Another limitation is the heterogeneity of antigen presentation, as mesothelioma has a low mutational burden and limited neoantigen diversity, limiting the immunogenic potential of peptide-based vaccines (Chiaro et al. 2023).
Importantly, intratumoral injection of adenoviruses may not be feasible for patients with inaccessible tumors, stressing the need for improved systemic delivery systems (Zheng et al. 2019). Furthermore, there is an unmet need for validated predictive biomarkers that can be incorporated into clinical diagnostic routines. Currently, markers such as T-cell infiltration density or interferon-response gene signatures are essential for guiding therapeutic decisions and tailoring treatment strategies, highlighting the importance of clinical immune monitoring in clinical studies.

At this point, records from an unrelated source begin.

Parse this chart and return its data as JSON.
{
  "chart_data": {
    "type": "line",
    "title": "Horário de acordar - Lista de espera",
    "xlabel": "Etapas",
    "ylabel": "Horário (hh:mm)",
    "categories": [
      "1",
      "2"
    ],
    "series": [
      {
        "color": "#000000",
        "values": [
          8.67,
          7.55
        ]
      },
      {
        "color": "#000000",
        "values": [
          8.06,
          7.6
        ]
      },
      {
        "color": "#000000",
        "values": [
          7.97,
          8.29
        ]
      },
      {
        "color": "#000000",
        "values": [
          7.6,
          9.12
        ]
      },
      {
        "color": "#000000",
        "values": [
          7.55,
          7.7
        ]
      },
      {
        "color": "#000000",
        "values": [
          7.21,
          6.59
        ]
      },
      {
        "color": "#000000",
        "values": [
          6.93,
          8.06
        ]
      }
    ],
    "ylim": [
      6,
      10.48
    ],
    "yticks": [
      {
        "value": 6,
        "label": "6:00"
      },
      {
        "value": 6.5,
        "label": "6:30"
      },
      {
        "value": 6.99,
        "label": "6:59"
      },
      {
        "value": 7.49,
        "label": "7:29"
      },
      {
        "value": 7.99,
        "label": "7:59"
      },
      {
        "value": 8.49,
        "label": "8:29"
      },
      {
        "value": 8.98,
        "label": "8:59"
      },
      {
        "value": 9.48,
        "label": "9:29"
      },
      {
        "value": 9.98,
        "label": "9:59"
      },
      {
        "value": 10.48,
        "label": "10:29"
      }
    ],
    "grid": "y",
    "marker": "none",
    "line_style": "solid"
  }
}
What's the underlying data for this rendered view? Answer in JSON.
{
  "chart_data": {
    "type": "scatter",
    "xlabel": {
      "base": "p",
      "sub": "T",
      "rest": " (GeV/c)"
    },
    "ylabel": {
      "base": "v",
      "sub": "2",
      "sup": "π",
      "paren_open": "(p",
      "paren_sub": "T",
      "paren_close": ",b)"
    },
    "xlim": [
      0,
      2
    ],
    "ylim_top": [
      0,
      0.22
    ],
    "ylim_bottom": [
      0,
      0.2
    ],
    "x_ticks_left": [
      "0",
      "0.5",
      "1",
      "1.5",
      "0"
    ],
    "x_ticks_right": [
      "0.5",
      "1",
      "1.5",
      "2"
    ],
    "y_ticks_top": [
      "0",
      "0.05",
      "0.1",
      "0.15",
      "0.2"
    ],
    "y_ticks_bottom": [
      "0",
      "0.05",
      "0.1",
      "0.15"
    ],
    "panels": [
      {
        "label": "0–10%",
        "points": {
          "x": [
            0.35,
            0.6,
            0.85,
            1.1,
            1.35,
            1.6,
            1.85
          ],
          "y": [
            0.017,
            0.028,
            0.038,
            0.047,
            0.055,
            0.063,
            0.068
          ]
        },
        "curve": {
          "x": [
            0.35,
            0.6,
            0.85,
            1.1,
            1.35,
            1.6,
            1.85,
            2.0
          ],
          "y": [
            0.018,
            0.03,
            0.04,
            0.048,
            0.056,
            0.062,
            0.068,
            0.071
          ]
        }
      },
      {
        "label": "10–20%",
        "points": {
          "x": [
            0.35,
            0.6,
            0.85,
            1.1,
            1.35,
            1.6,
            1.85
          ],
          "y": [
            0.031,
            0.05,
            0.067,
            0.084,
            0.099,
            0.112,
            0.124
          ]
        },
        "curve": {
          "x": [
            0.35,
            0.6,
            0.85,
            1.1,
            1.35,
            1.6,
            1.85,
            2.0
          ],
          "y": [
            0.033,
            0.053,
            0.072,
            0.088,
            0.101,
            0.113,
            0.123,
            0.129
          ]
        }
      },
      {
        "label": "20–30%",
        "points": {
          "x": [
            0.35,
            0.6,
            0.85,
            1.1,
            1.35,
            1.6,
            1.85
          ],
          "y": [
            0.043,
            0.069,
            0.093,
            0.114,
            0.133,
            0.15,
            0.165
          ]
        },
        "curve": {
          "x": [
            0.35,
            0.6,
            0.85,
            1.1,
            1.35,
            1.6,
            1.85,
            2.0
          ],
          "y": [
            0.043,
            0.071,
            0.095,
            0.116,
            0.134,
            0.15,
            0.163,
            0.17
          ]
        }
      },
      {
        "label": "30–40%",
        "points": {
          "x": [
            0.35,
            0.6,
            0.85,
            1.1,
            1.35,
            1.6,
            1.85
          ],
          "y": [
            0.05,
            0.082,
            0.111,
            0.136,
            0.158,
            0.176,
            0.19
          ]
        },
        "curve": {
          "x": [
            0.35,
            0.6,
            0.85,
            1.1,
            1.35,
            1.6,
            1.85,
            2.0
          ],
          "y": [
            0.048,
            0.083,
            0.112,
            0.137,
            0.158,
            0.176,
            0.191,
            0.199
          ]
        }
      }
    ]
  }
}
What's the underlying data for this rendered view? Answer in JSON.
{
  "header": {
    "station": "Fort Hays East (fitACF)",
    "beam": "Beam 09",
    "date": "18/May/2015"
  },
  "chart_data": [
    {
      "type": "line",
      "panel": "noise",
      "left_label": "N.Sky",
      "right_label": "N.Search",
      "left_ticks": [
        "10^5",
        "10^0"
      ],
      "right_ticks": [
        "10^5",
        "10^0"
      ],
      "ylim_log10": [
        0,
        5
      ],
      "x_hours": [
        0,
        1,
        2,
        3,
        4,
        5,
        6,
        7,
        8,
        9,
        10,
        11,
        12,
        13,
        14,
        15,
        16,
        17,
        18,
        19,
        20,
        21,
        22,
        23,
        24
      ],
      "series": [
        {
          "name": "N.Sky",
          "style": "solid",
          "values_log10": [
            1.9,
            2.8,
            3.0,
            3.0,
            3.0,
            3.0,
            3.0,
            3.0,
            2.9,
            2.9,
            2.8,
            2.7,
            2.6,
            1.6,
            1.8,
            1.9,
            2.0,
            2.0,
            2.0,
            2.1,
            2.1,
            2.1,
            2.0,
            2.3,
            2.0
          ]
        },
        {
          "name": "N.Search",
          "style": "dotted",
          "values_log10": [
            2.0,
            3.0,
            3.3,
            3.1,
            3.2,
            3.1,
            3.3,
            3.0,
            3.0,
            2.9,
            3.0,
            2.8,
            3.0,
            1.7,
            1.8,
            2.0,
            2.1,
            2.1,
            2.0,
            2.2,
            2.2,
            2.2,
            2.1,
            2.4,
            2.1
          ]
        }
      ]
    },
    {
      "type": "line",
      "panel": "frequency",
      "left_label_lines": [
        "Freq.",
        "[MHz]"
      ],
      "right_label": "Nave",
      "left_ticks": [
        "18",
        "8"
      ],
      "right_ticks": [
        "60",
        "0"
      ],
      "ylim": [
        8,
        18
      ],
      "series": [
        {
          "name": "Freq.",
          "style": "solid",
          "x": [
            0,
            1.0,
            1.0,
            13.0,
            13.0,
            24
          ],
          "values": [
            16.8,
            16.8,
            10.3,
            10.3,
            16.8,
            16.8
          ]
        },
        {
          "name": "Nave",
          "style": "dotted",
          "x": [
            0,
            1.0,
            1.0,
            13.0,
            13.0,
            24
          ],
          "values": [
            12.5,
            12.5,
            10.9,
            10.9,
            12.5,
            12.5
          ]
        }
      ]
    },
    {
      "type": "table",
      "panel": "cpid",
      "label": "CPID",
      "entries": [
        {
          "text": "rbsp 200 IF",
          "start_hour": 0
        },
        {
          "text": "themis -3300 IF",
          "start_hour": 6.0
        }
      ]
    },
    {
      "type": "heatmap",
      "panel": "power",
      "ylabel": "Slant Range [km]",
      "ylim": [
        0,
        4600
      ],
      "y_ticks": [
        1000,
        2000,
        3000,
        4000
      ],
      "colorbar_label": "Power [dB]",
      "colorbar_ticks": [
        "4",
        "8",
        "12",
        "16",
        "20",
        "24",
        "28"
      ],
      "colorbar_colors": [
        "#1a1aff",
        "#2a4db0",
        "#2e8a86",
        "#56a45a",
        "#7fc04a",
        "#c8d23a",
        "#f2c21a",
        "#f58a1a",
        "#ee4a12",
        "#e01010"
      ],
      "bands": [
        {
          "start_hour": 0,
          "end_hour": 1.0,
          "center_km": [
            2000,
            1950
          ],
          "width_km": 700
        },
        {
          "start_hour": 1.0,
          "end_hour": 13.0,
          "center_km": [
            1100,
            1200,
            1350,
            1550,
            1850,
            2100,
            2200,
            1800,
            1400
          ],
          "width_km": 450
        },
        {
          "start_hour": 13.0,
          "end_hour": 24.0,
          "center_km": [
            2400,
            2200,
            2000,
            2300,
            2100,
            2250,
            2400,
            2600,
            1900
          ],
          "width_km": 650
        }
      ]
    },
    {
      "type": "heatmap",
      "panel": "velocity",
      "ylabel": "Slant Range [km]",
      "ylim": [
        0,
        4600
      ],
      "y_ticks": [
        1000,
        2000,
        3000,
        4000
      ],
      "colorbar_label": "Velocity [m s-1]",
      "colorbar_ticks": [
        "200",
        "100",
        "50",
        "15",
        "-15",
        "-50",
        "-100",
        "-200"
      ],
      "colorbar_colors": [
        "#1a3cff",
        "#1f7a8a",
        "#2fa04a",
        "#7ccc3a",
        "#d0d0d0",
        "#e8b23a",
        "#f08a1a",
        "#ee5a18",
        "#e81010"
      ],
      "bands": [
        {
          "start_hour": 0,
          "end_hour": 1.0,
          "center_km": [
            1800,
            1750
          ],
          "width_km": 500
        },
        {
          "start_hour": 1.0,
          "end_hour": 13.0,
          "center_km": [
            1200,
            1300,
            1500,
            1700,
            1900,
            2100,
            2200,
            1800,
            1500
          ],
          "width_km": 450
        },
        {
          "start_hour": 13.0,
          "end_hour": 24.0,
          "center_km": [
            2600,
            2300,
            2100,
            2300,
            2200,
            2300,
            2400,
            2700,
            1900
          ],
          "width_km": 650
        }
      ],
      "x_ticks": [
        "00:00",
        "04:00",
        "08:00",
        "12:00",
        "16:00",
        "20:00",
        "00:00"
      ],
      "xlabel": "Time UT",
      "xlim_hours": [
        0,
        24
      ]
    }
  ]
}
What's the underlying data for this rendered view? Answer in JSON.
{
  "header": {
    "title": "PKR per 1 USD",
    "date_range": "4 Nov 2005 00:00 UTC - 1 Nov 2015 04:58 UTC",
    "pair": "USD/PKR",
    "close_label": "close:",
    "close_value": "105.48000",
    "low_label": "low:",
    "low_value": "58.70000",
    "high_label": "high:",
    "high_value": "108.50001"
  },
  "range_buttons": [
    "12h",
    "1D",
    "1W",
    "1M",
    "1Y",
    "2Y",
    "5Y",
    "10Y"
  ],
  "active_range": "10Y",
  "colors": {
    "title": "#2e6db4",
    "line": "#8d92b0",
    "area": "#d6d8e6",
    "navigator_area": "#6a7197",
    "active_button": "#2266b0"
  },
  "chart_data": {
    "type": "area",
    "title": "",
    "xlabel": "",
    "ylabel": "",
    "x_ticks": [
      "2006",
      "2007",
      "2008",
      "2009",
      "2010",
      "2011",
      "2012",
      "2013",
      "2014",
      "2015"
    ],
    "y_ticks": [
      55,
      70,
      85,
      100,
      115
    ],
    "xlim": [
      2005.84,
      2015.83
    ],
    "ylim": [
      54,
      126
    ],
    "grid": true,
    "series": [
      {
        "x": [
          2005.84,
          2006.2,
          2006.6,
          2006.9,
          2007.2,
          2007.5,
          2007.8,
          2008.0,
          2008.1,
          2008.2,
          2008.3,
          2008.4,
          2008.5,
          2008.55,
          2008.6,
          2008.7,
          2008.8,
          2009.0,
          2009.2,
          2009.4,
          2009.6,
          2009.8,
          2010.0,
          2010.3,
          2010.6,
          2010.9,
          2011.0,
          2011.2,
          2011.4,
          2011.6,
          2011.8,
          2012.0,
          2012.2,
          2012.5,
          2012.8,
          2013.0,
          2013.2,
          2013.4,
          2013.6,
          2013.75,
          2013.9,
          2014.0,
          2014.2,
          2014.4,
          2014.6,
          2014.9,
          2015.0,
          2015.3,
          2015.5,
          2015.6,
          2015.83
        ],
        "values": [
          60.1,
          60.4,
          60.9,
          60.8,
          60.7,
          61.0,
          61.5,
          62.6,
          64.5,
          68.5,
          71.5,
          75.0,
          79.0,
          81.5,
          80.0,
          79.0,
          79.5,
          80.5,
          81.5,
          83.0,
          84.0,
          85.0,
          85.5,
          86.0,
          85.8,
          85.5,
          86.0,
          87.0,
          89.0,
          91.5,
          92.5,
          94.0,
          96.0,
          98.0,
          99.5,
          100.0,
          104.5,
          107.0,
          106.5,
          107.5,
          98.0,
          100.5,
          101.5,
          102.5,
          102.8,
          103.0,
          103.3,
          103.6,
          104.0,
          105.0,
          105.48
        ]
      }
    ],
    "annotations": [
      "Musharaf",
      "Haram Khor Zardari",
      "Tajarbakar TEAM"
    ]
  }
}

Adenovirus-based oncolytic immunotherapy serves as a promising approach to resolve the unmet clinical need in mesothelioma therapy. Through direct tumor lysis, immune activation, and ICD, these vectors can convert cold tumors into hot tumors. Engineered adenovirus vectors have shown potential in both pre-clinical and early clinical studies, particularly when combined with checkpoint blockade or chemotherapy. Continued improvements in the use of viral vectors in combination with standard and emerging therapies may significantly enhance outcomes for mesothelioma patients.